Sus enemigos, muchos, podían decir de él cualquier cosa menos que era un hombre poco templado. Aún le quedaron arrestos para media sonrisa cortés, aunque tenía todos los músculos del cuerpo en tensión y un velo rojo descendía sobre su vista a medida que el martilleo le aumentaba en el cerebro, con la sangre golpeando fuerte en los oídos. Se arregló el nudo de la corbata y los puños de la camisa hasta mostrar los gemelos, mirando al cura en espera de las presentaciones. El dómine iba muy elegante, con un traje ligero negro cortado a medida, camisa de seda negra y alzacuello. Además era muy alto, el fulano. Casi dos palmos más que él. A Pencho Gavira le fastidiaban los altos. En especial cuando se exhibían de noche por Sevilla con su mujer. Se preguntó si estaría muy mal visto romperle la cara a un sacerdote en la puerta de un bar.

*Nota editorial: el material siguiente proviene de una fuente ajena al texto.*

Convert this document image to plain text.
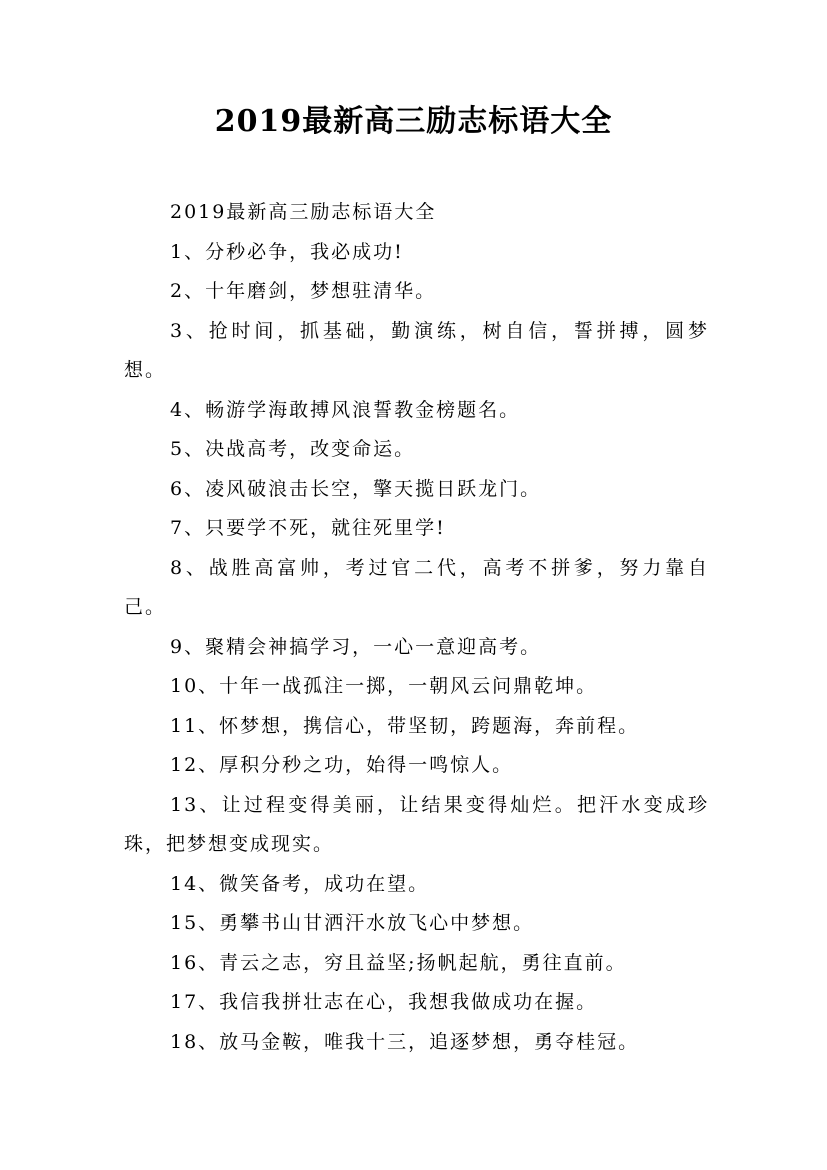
2019最新高三励志标语大全

2019最新高三励志标语大全

1、分秒必争，我必成功!

2、十年磨剑，梦想驻清华。

3、抢时间，抓基础，勤演练，树自信，誓拼搏，圆梦想。

4、畅游学海敢搏风浪誓教金榜题名。

5、决战高考，改变命运。

6、凌风破浪击长空，擎天揽日跃龙门。

7、只要学不死，就往死里学!

8、战胜高富帅，考过官二代，高考不拼爹，努力靠自己。

9、聚精会神搞学习，一心一意迎高考。

10、十年一战孤注一掷，一朝风云问鼎乾坤。

11、怀梦想，携信心，带坚韧，跨题海，奔前程。

12、厚积分秒之功，始得一鸣惊人。

13、让过程变得美丽，让结果变得灿烂。把汗水变成珍珠，把梦想变成现实。

14、微笑备考，成功在望。

15、勇攀书山甘洒汗水放飞心中梦想。

16、青云之志，穷且益坚;扬帆起航，勇往直前。

17、我信我拼壮志在心，我想我做成功在握。

18、放马金鞍，唯我十三，追逐梦想，勇夺桂冠。
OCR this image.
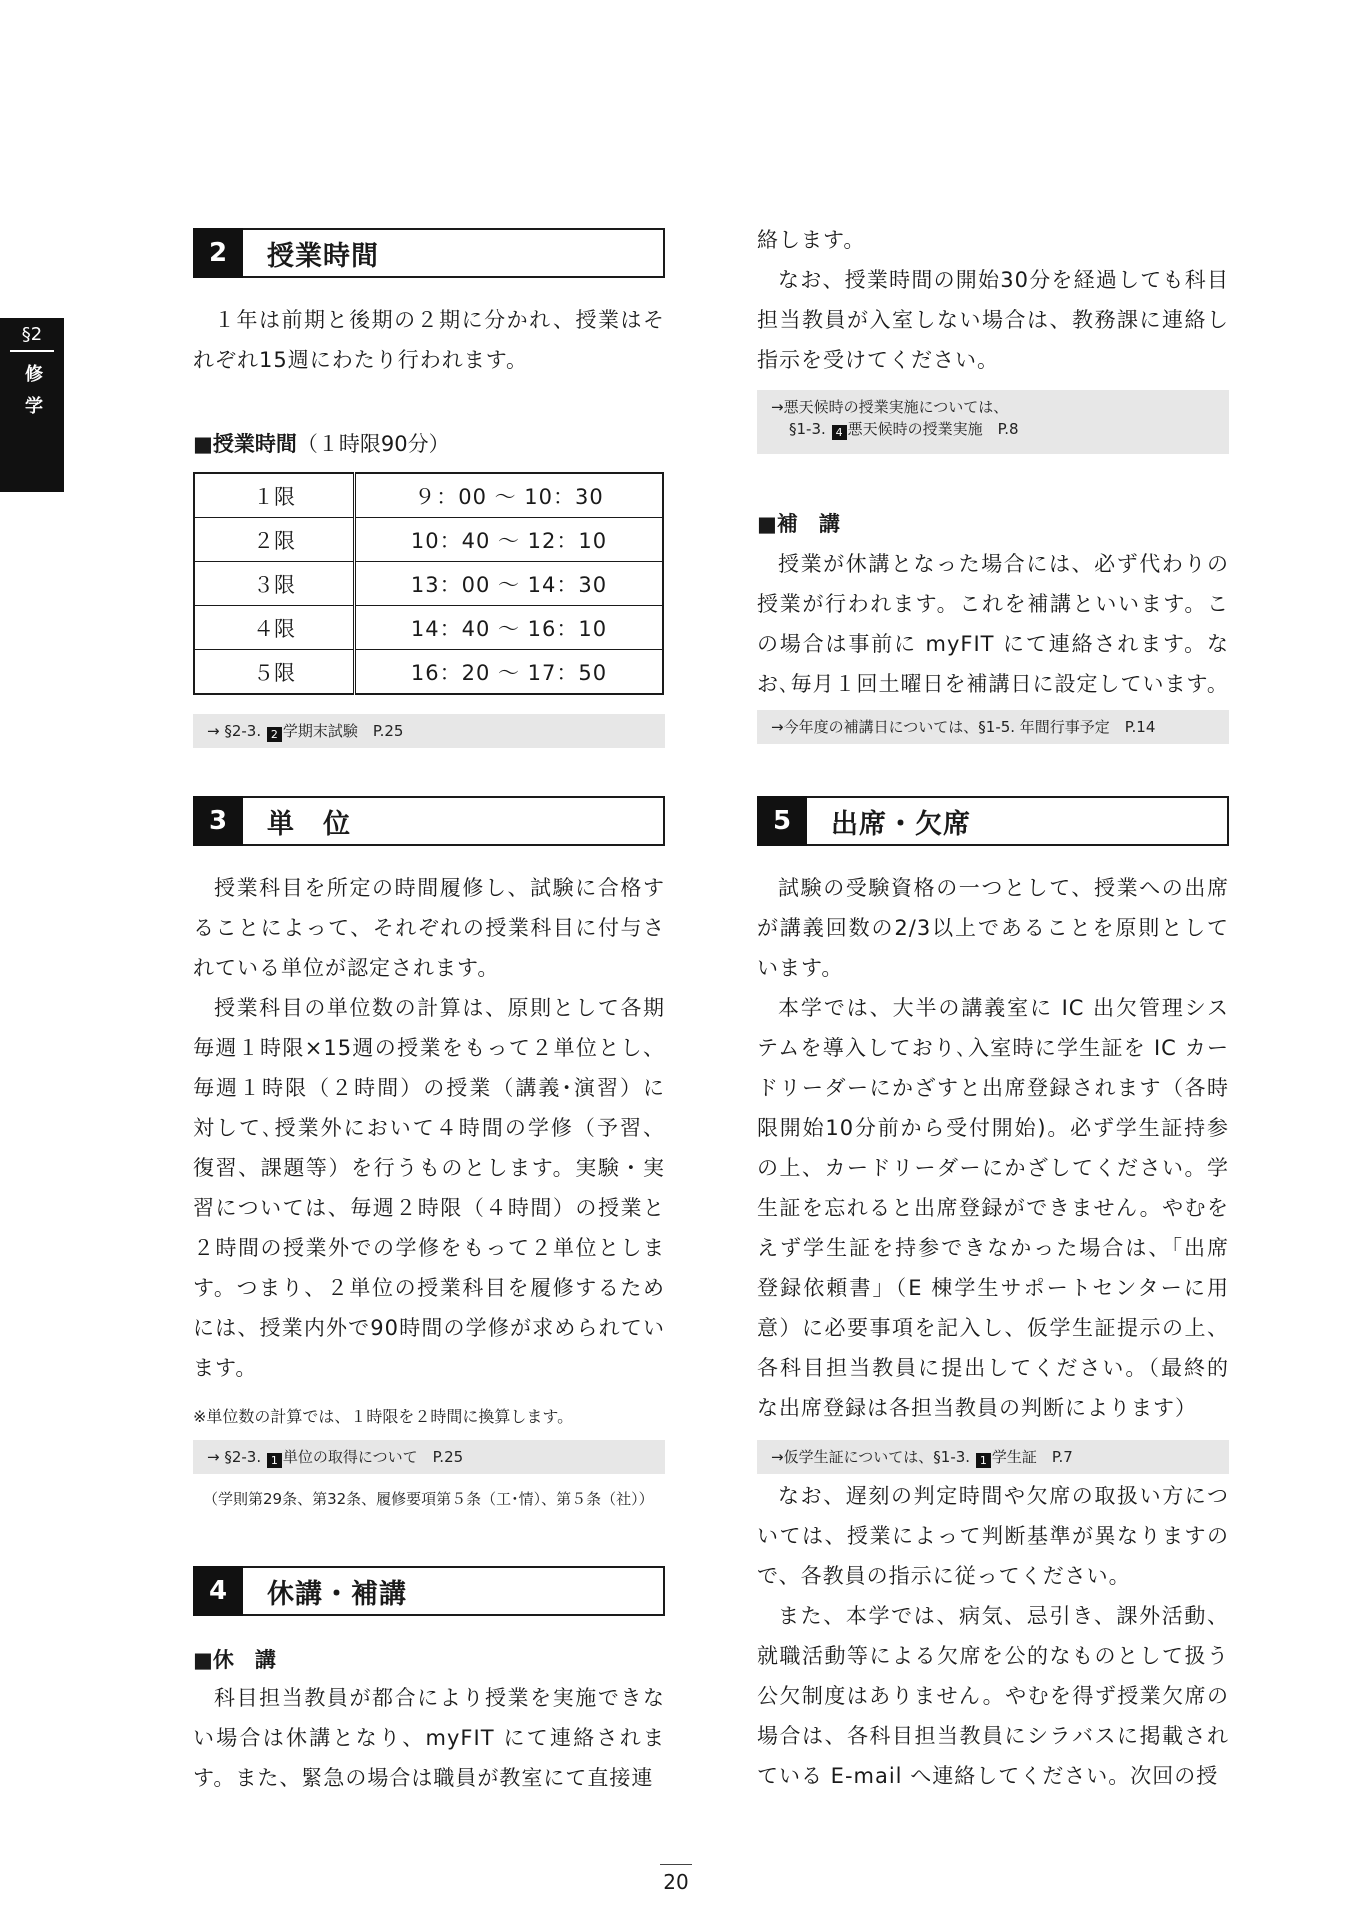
§2
修学
2	授業時間
１年は前期と後期の２期に分かれ、授業はそれぞれ15週にわたり行われます。
■授業時間（１時限90分）
１限	９：00 〜 10：30
２限	10：40 〜 12：10
３限	13：00 〜 14：30
４限	14：40 〜 16：10
５限	16：20 〜 17：50
→ §2-3. 2 学期末試験　P.25
3	単　位
授業科目を所定の時間履修し、試験に合格することによって、それぞれの授業科目に付与されている単位が認定されます。
授業科目の単位数の計算は、原則として各期毎週１時限×15週の授業をもって２単位とし、毎週１時限（２時間）の授業（講義･演習）に対して､授業外において４時間の学修（予習、復習、課題等）を行うものとします。実験・実習については、毎週２時限（４時間）の授業と２時間の授業外での学修をもって２単位とします。つまり、２単位の授業科目を履修するためには、授業内外で90時間の学修が求められています。
※単位数の計算では、１時限を２時間に換算します。
→ §2-3. 1 単位の取得について　P.25
（学則第29条、第32条、履修要項第５条（工･情）、第５条（社））
4	休講・補講
■休　講
科目担当教員が都合により授業を実施できない場合は休講となり、myFIT にて連絡されます。また、緊急の場合は職員が教室にて直接連
絡します。
なお、授業時間の開始30分を経過しても科目担当教員が入室しない場合は、教務課に連絡し指示を受けてください。
→悪天候時の授業実施については、
§1-3. 4 悪天候時の授業実施　P.8
■補　講
授業が休講となった場合には、必ず代わりの授業が行われます。これを補講といいます。この場合は事前に myFIT にて連絡されます。なお､毎月１回土曜日を補講日に設定しています。
→今年度の補講日については、§1-5. 年間行事予定　P.14
5	出席・欠席
試験の受験資格の一つとして、授業への出席が講義回数の2/3以上であることを原則としています。
本学では、大半の講義室に IC 出欠管理システムを導入しており､入室時に学生証を IC カードリーダーにかざすと出席登録されます（各時限開始10分前から受付開始)。必ず学生証持参の上、カードリーダーにかざしてください。学生証を忘れると出席登録ができません。やむをえず学生証を持参できなかった場合は、「出席登録依頼書」（E 棟学生サポートセンターに用意）に必要事項を記入し、仮学生証提示の上、各科目担当教員に提出してください。（最終的な出席登録は各担当教員の判断によります）
→仮学生証については、§1-3. 1 学生証　P.7
なお、遅刻の判定時間や欠席の取扱い方については、授業によって判断基準が異なりますので、各教員の指示に従ってください。
また、本学では、病気、忌引き、課外活動、就職活動等による欠席を公的なものとして扱う公欠制度はありません。やむを得ず授業欠席の場合は、各科目担当教員にシラバスに掲載されている E-mail へ連絡してください。次回の授
20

– Pencho Gavira. El padre Lorenzo Quart.

Nadie hizo ademán de sentarse, y Penélope Heidegger siguió en su silla, momentáneamente olvidada, al margen del asunto. Gavira le tendió la mano al otro, apretando duro, y notó que la aguantaba con firmeza. El cura de Roma tenía unos ojos inexpresivos y tranquilos, y el banquero se dijo que, a fin de cuentas, aquel tipo no tenía por qué estar al corriente de nada. Pero cuando se volvió a mirar a su mujer, los ojos de Macarena se le antojaron banderillas negras. Empezó a sentirse más escocido de lo que era capaz de controlar. Notaba las miradas de la gente fijas en él: aquello iba a dar de sí para toda una semana.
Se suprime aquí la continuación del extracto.